Si tratta di una combinazione di anticorpi monoclonali (tixagevimab e cilgavimab) che ha già dimostrato di funzionare come profilassi pre-infezione da Sars-CoV-2. Il nome del farmaco è Evusheld, si somministra tramite due semplici iniezioni intramuscolari ed è un trattamento che può essere somministrato anche presso le strutture dell'Azienda USL Toscana nord ovest.
E’ indicato per i pazienti che non hanno sviluppato una reazione anticorpale efficace dalla vaccinazione Covid classica e che sono in terapia con farmaci fortemente immunosoppressivi o che hanno effettuato un trapianto di midollo.

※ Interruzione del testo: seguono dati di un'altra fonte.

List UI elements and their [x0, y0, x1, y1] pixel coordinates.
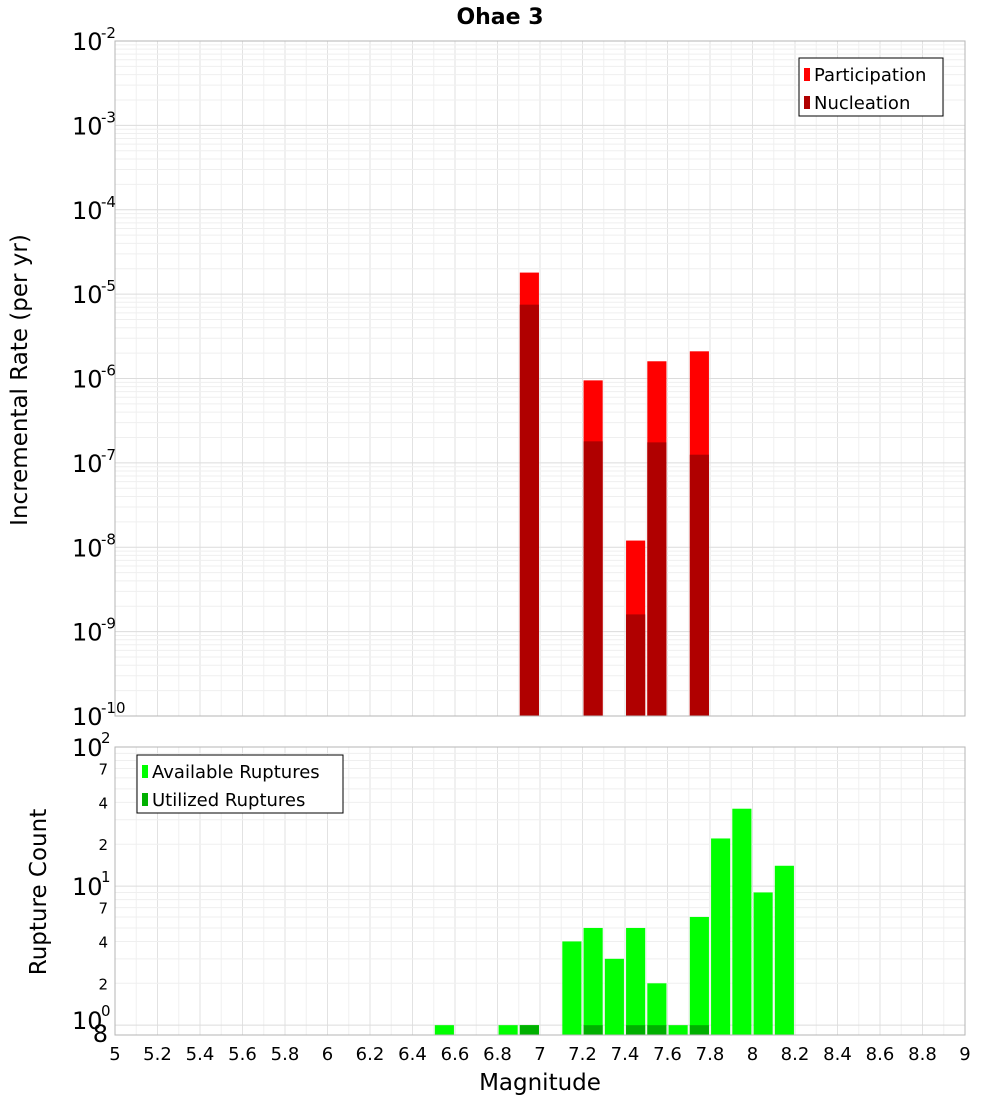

In questi casi i dati della letteratura scientifica mostrano che Evusheld ha la capacità di prevenire l'infezione quasi nell'80% dei soggetti e che è efficace anche nei confronti delle varianti attualmente circolanti, quali Omicron, mentre i suoi effetti positivi durano circa sei mesi.
“Si tratta – spiega Enrico Capochiani, direttore dell'unità operativa complessa Ematologia dell'Azienda USL Toscana Nord Ovest - di pazienti iperselezionati, con fattori di rischio molto elevati, per i quali l’eventuale infezione Covid rischia di trasformarsi in una complicazione grave e talora, purtroppo, non risolvibile”.

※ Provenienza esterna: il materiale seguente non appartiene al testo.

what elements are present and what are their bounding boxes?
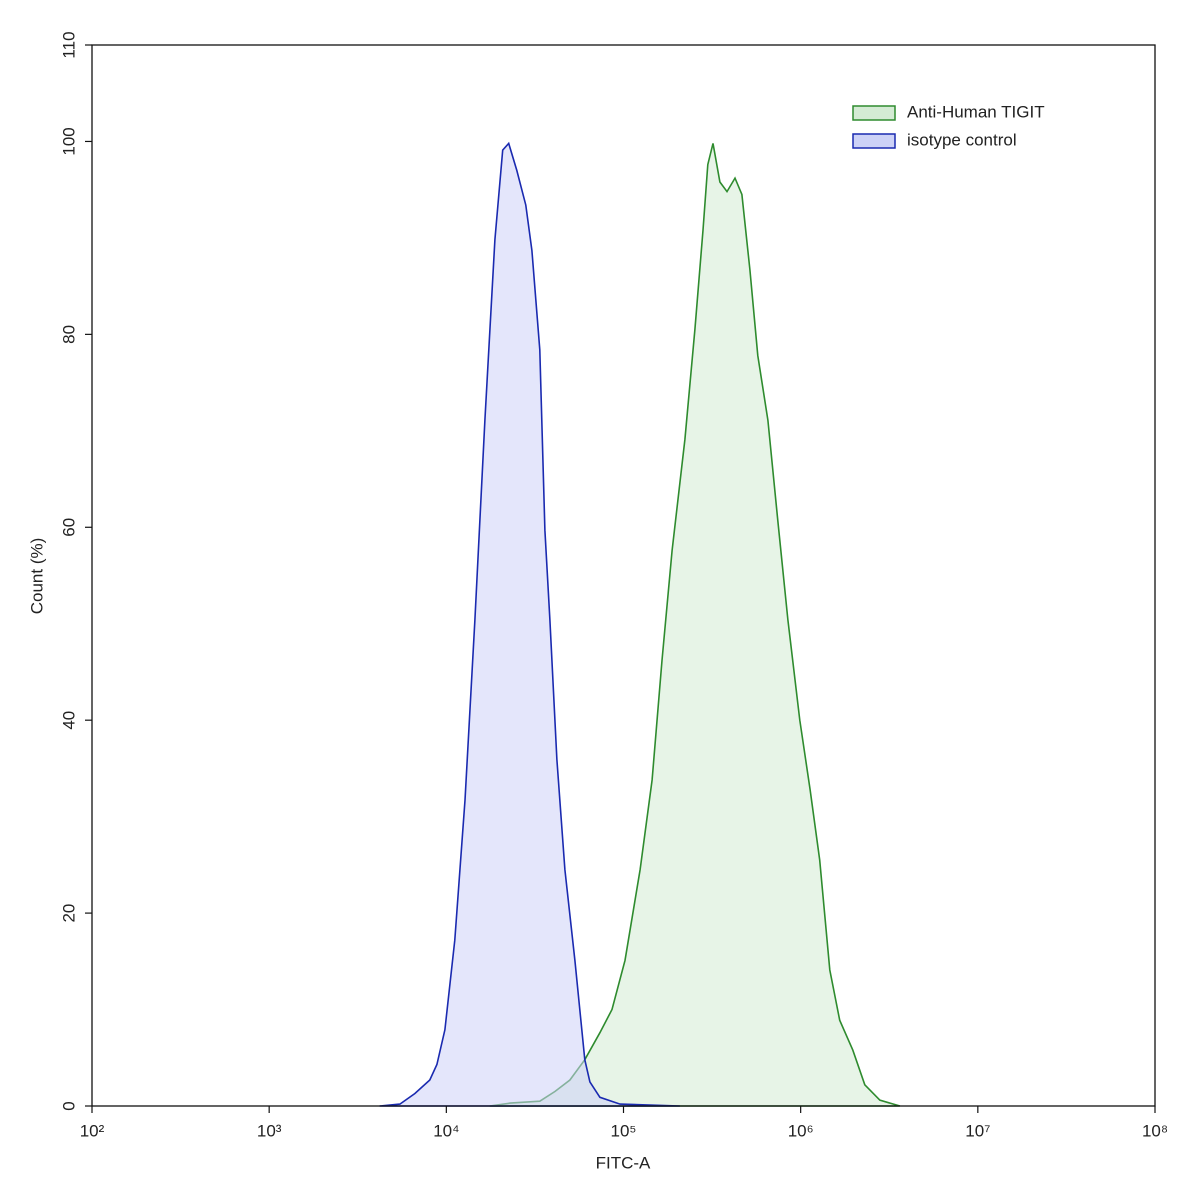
legend-swatch [852, 105, 896, 121]
y-tick-label: 0 [59, 1101, 78, 1110]
legend-label: isotype control [907, 130, 1017, 149]
y-tick-label: 110 [59, 31, 78, 58]
x-tick-label: 10⁶ [788, 1121, 814, 1140]
legend-label: Anti-Human TIGIT [907, 102, 1045, 121]
x-axis-label: FITC-A [596, 1153, 651, 1172]
histogram-area [489, 143, 901, 1107]
histogram-area [379, 141, 680, 1107]
x-tick-label: 10⁵ [611, 1121, 637, 1140]
y-tick-label: 80 [59, 325, 78, 344]
x-tick-label: 10⁴ [433, 1121, 459, 1140]
y-tick-label: 100 [59, 127, 78, 155]
y-tick-label: 20 [59, 904, 78, 923]
x-tick-label: 10² [80, 1121, 105, 1140]
plot-frame [91, 44, 1156, 1107]
x-tick-label: 10⁷ [965, 1121, 990, 1140]
y-tick-label: 60 [59, 518, 78, 537]
y-tick-label: 40 [59, 711, 78, 730]
y-axis-label: Count (%) [27, 538, 46, 615]
x-tick-label: 10³ [257, 1121, 282, 1140]
legend-swatch [852, 133, 896, 149]
x-tick-label: 10⁸ [1142, 1121, 1168, 1140]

“In questi casi - prosegue Capochiani – rischiamo di veder vanificati i risultati spesso positivi che i nostri pazienti ottengono nella cura di alcune importanti malattie ematologiche. Il Covid in questi pazienti è sempre stato un grande fattore di rischio e lo è ancora anche nelle sue attuali varianti, che per questi malati tutto è tranne che un raffreddore. Questa terapia verrà gestita in accordo con i colleghi delle strutture di Malattie infettive, in modo da garantire i criteri di selezione e appropriatezza che il Ministero richiede. Aver ricevuto dalla Regione Toscana l’autorizzazione al suo utilizzo è il riconoscimento del ruolo che gli ematologi hanno avuto durante tutto il periodo di pandemia e ci consentirà di poter utilizzare un fondamentale strumento a tutela dei nostri pazienti più fragili. Ed è al tempo stesso il riconoscimento del ruolo innovativo svolto dalla nostra Azienda sanitaria”.

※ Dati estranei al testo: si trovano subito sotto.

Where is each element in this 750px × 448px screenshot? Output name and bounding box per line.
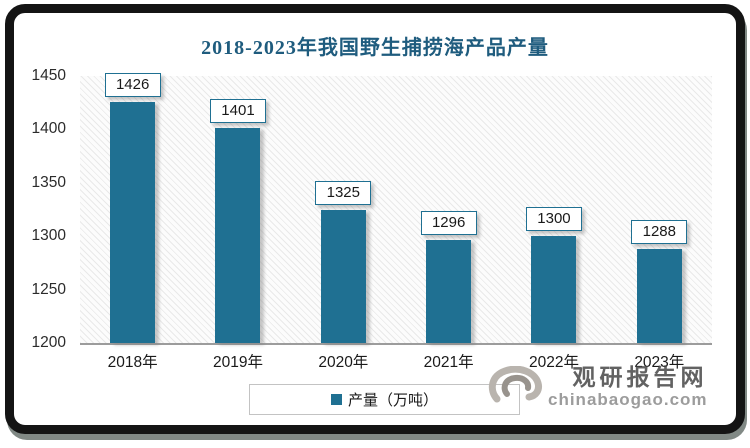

“Anche se siamo di fronte ad un quadro sanitario meno drammatico di quello che abbiamo attraversato negli ultimi due anni, il Covid resta un grande nemico, la cui pericolosità si conserva e si mantiene proprio in quei casi, dove altre patologie importanti sono presenti. Avere la disponibilità di un nuovo farmaco anche per queste persone a rischio, ci consentirà di poter proseguire le nostre terapie con un livello di sicurezza elevato”.